Troubleshooting Questions
Only happens to Ajax sites even when they are brand new.
During the error the frontend returns a 502 error, but the backend works normally. local-logs.zip (7.5 KB)
Regular wordpress site works normally in all respects
Replication
All I have to do to replicate the issue is creating a new headless site on a windows 11 install of local, updated to the latest version. (7.0.1+6387)
I don’t know how anyone else can reproduce this.
System Details
Which version of Local is being used?
(7.0.1+6387)
What Operating System (OS) and OS version is being used?
Windows 11 Home & Windows 10 Home
@Nick-B No, I just tried creating the node sites with the blueprints.
Interestingly, now that I tried creating a test site without using a blueprint, according to that help doc, the site spins up normally and the “Node.js Host” URL works just fine. However using the “Open site” link to open the URL I gave, I get the 404 error “The site you requested does not have an associated route in Local.”
I did not notice anything about setting up that route in the help doc.
I looked back at your original log and there are a lot of errors like this:
{"thread":"main","class":"Process","process":"mariadb","level":"warn","message":"2023-06-19 16:32:05 9 [ERROR] mysqld.exe: Table '.\\local\\wp4fk8_options' is marked as crashed and should be repaired","timestamp":"2023-06-19T13:32:05.948Z"}
The “marked as crashed and should be repaired” could indicate a hardware issue like corruption or lack of disk space. There are some other errors in there as well that could indicate an issue with mariadb.
I feel that it is unlikely that it is a hardware issue, since I have the exact same issue on two very different systems: A 2 year old laptop with windows 11 (Where the logs are from) and a 8 year old desktop with windows 10. And neither of them are short on disk space.
I’ll read those links and see if there is something I can try there when I have a spot of time on my hands.
Well, I cleared the log and fixed the database tables but the problem still persists. However the log now doesn’t contain any warnings pertaining to mariadb anymore. There are mysql messages about crash recovery starting and finishing. Any tips on where there might be a mysql log that might have more info on why it is crashing?
Funnily enough the local-lightning-verbose log doesn’t show those mysql warnings at all just nodejs messages.
Here are the logs, local-logs.zip (7.8 KB)
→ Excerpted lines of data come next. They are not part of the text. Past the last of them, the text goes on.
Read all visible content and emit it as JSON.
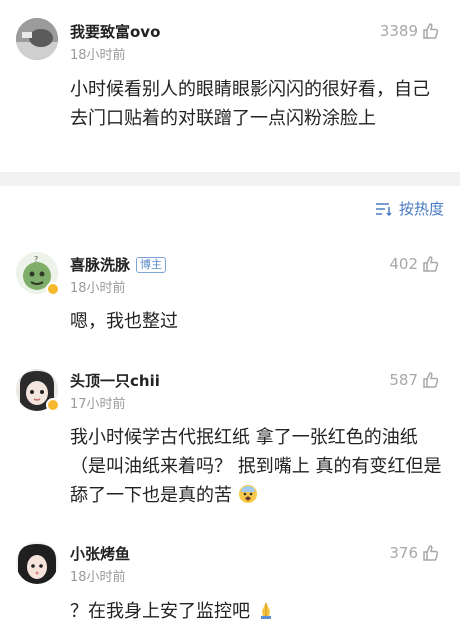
{
  "comments_top": {
    "username": "我要致富ovo",
    "time": "18小时前",
    "likes": "3389",
    "text": "小时候看别人的眼睛眼影闪闪的很好看，自己去门口贴着的对联蹭了一点闪粉涂脸上"
  },
  "sort": {
    "label": "按热度"
  },
  "replies": [
    {
      "username": "喜脉洗脉",
      "badge": "博主",
      "time": "18小时前",
      "likes": "402",
      "text": "嗯，我也整过"
    },
    {
      "username": "头顶一只chii",
      "time": "17小时前",
      "likes": "587",
      "text": "我小时候学古代抿红纸 拿了一张红色的油纸（是叫油纸来着吗？ 抿到嘴上 真的有变红但是舔了一下也是真的苦"
    },
    {
      "username": "小张烤鱼",
      "time": "18小时前",
      "likes": "376",
      "text": "？在我身上安了监控吧"
    }
  ],
  "colors": {
    "link": "#4a7bc0",
    "muted": "#9a9a9a",
    "divider": "#f2f2f2",
    "verified": "#f5b82e"
  }
}
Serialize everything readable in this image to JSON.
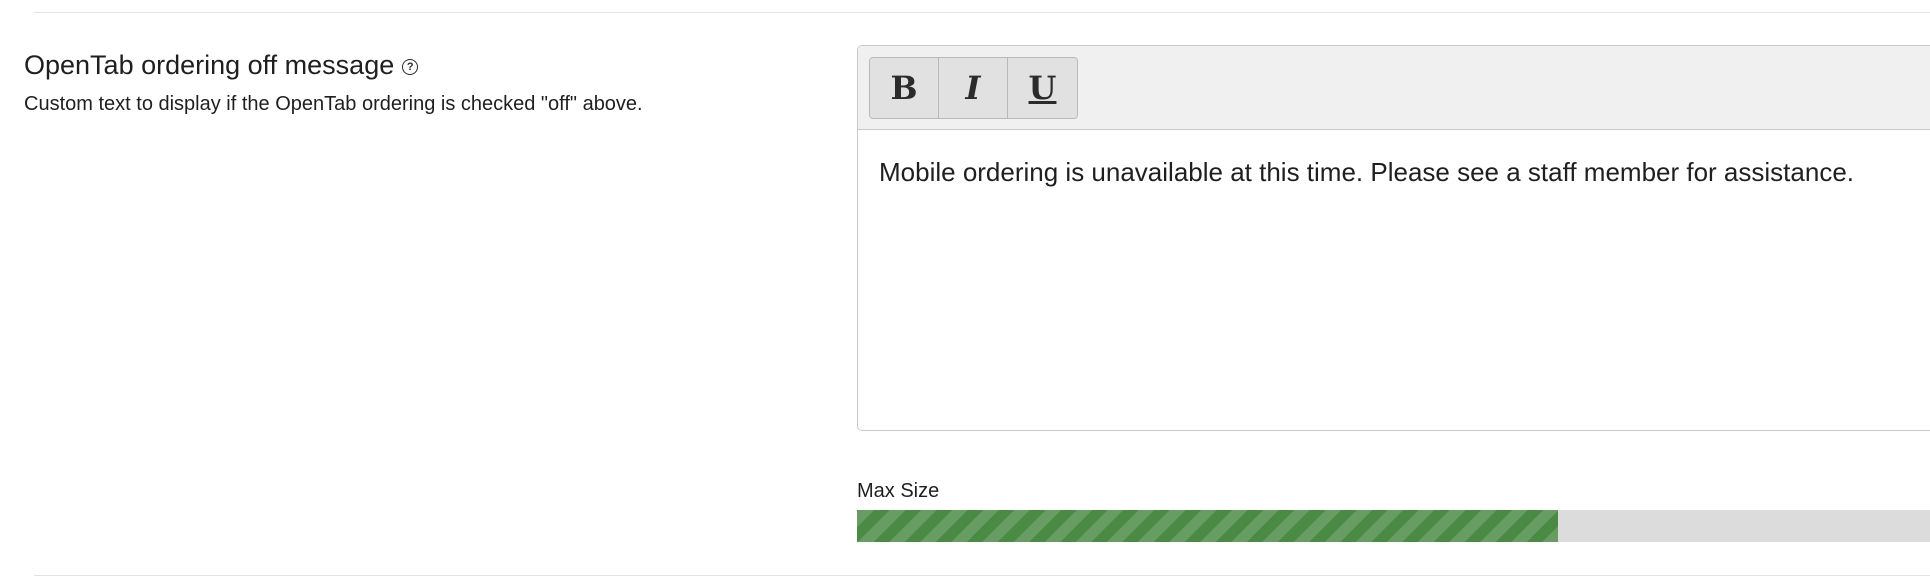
{
  "setting": {
    "title": "OpenTab ordering off message",
    "help_icon": "question-circle-icon",
    "description": "Custom text to display if the OpenTab ordering is checked \"off\" above."
  },
  "editor": {
    "toolbar": {
      "bold_label": "B",
      "italic_label": "I",
      "underline_label": "U"
    },
    "content": "Mobile ordering is unavailable at this time. Please see a staff member for assistance."
  },
  "max_size": {
    "label": "Max Size",
    "fill_fraction": 0.6535,
    "fill_color": "#4a8a45",
    "track_color": "#dcdcdc"
  }
}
I cleared them again, then created a new portfolio blueprint site and tried to restart it a couple of times. The frontend url for the site is blueprinttest6.local but it just gets a 404 error, while the Node.js frontend address localhost:10019 does not respond at all (ERR_CONNECTION_RESET says the browser).
All the while there are two console windows opening and closing constantly.
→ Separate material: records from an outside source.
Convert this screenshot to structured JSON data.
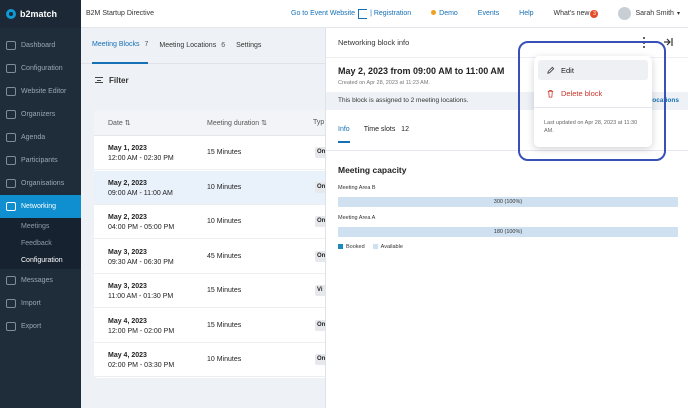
{
  "app": {
    "brand": "b2match",
    "event_name": "B2M Startup Directive"
  },
  "topbar": {
    "go_to_event": "Go to Event Website",
    "registration": "| Registration",
    "demo": "Demo",
    "events": "Events",
    "help": "Help",
    "whats_new": "What's new",
    "whats_new_count": "3",
    "user_name": "Sarah Smith"
  },
  "sidebar": {
    "items": [
      {
        "label": "Dashboard"
      },
      {
        "label": "Configuration"
      },
      {
        "label": "Website Editor"
      },
      {
        "label": "Organizers"
      },
      {
        "label": "Agenda"
      },
      {
        "label": "Participants"
      },
      {
        "label": "Organisations"
      },
      {
        "label": "Networking"
      },
      {
        "label": "Messages"
      },
      {
        "label": "Import"
      },
      {
        "label": "Export"
      }
    ],
    "subitems": [
      {
        "label": "Meetings"
      },
      {
        "label": "Feedback"
      },
      {
        "label": "Configuration"
      }
    ]
  },
  "main": {
    "tabs": [
      {
        "label": "Meeting Blocks",
        "count": "7"
      },
      {
        "label": "Meeting Locations",
        "count": "6"
      },
      {
        "label": "Settings",
        "count": ""
      }
    ],
    "filter_label": "Filter",
    "columns": {
      "date": "Date",
      "duration": "Meeting duration",
      "type": "Typ"
    },
    "rows": [
      {
        "date": "May 1, 2023",
        "time": "12:00 AM - 02:30 PM",
        "duration": "15 Minutes",
        "type": "On"
      },
      {
        "date": "May 2, 2023",
        "time": "09:00 AM - 11:00 AM",
        "duration": "10 Minutes",
        "type": "On"
      },
      {
        "date": "May 2, 2023",
        "time": "04:00 PM - 05:00 PM",
        "duration": "10 Minutes",
        "type": "On"
      },
      {
        "date": "May 3, 2023",
        "time": "09:30 AM - 06:30 PM",
        "duration": "45 Minutes",
        "type": "On"
      },
      {
        "date": "May 3, 2023",
        "time": "11:00 AM - 01:30 PM",
        "duration": "15 Minutes",
        "type": "Vi"
      },
      {
        "date": "May 4, 2023",
        "time": "12:00 PM - 02:00 PM",
        "duration": "15 Minutes",
        "type": "On"
      },
      {
        "date": "May 4, 2023",
        "time": "02:00 PM - 03:30 PM",
        "duration": "10 Minutes",
        "type": "On"
      }
    ]
  },
  "panel": {
    "header": "Networking block info",
    "title": "May 2, 2023 from 09:00 AM to 11:00 AM",
    "created": "Created on Apr 28, 2023 at 11:23 AM.",
    "assigned": "This block is assigned to 2 meeting locations.",
    "assigned_link": "ocations",
    "tabs": [
      {
        "label": "Info"
      },
      {
        "label": "Time slots",
        "count": "12"
      }
    ],
    "capacity_title": "Meeting capacity",
    "areas": [
      {
        "name": "Meeting Area B",
        "value": "300 (100%)",
        "fill": 1.0
      },
      {
        "name": "Meeting Area A",
        "value": "180 (100%)",
        "fill": 1.0
      }
    ],
    "legend": [
      {
        "label": "Booked",
        "color": "#1b8bbf"
      },
      {
        "label": "Available",
        "color": "#cfe1f0"
      }
    ]
  },
  "menu": {
    "edit": "Edit",
    "delete": "Delete block",
    "updated": "Last updated on Apr 28, 2023 at 11:30 AM."
  },
  "colors": {
    "accent": "#1570b6",
    "sidebar": "#1f2d3b",
    "danger": "#c8342a",
    "highlight": "#3950b8"
  }
}
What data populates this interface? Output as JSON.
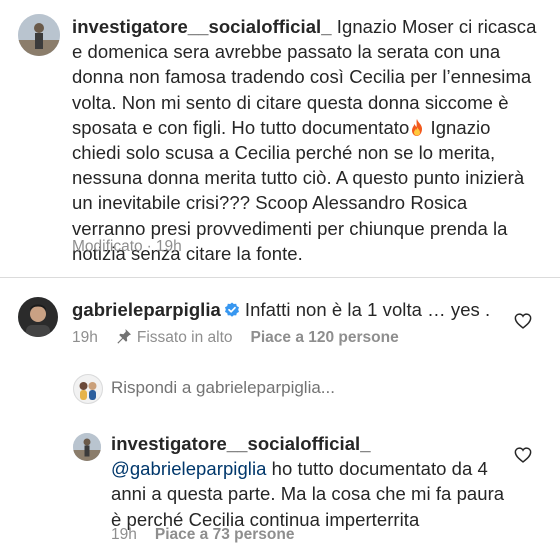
{
  "comment1": {
    "username": "investigatore__socialofficial_",
    "text_part1": "Ignazio Moser ci ricasca e domenica sera avrebbe passato la serata con una donna non famosa tradendo così Cecilia per l’ennesima volta. Non mi sento di citare questa donna siccome è sposata e con figli. Ho tutto documentato",
    "fire_emoji_name": "fire-emoji",
    "text_part2": "Ignazio chiedi solo scusa a Cecilia perché non se lo merita, nessuna donna merita tutto ciò. A questo punto inizierà un inevitabile crisi??? Scoop Alessandro Rosica verranno presi provvedimenti per chiunque prenda la notizia senza citare la fonte.",
    "edited": "Modificato",
    "separator": "·",
    "time": "19h"
  },
  "comment2": {
    "username": "gabrieleparpiglia",
    "text": "Infatti non è la 1 volta … yes .",
    "time": "19h",
    "pinned_label": "Fissato in alto",
    "likes": "Piace a 120 persone"
  },
  "reply_prompt": {
    "text": "Rispondi a gabrieleparpiglia..."
  },
  "reply": {
    "username": "investigatore__socialofficial_",
    "mention": "@gabrieleparpiglia",
    "text": "ho tutto documentato da 4 anni a questa parte. Ma la cosa che mi fa paura è perché Cecilia continua imperterrita",
    "time": "19h",
    "likes": "Piace a 73 persone"
  },
  "colors": {
    "text": "#262626",
    "secondary": "#8e8e8e",
    "mention": "#00376b",
    "verified": "#3897f0",
    "divider": "#dbdbdb"
  },
  "icons": [
    "heart-outline-icon",
    "verified-badge-icon",
    "pin-icon"
  ]
}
I checked with our Devs on this, and in the router log, they’re noticing this entry for that 127.0.0.1:10019 URL you’ve mentioned:
2023/07/06 22:56:25 [error] 28840#9720: *1 WSARecv() failed (10054: An existing connection was forcibly closed by the remote host) while reading response header from upstream, client: ::1, server: bt5.local, request: "GET / HTTP/1.1", upstream: "http://127.0.0.1:10019/", host: "bt5.local"
“Upstream” in this case likely means the PHP process for that specific site. It almost seems like the PHP process for the site accepts the request, but then crashes midway through fulfilling the request. In order to get a bit more information, could you enable WP_DEBUG for the site and then try again to make the connection? After that, there should be some additional details in the site’s server logs to help us move further along.
Thanks for providing those logs @ramela – Since these errors seem to be more related to the individual site than to Local as a whole, can you provide the individual site’s server logs?
To do this, click on the “Go to site folder” button in Local, and then zip up the logs folder. Here’s a screenshot to help visualize where to look:
Hi, here are the logs for the site. I first checked that the site still behaves like before, backend seems to work fine, but front end has teh same behaviour I have described before. logs.zip (7.2 KB)
Hi @ramela - yes, we took a look! Our theory is this is caused by an issue in the nginx config. From a user who resolved the issue on their machine…
The issue is that the Local NGINX site config is not listening on IPv6, only IPv4. MacOS supports IPv6 and so the isomorphic fetch tries over that protocol by default instead of IPv4; and the Local NGINX site config does NOT enable IPv6. It worked through the WP back-end because it was just using IPv4 there. The solution was to enable IPv6 in the NGINX config for Local.
The fix was to edit the site.conf.hbs file in the site’s conf/nginx folder and add this on line 9, right below the line for IPv4:
Thank you for the suggestion, sadly it did not resolve the issue, the same behaviour continues. The only change is that now trying to open the node frontend gives a 502 error instead of the 404 error it gave before. I’ll attach both Locals logs and the site’s logs, in case there is something new in there.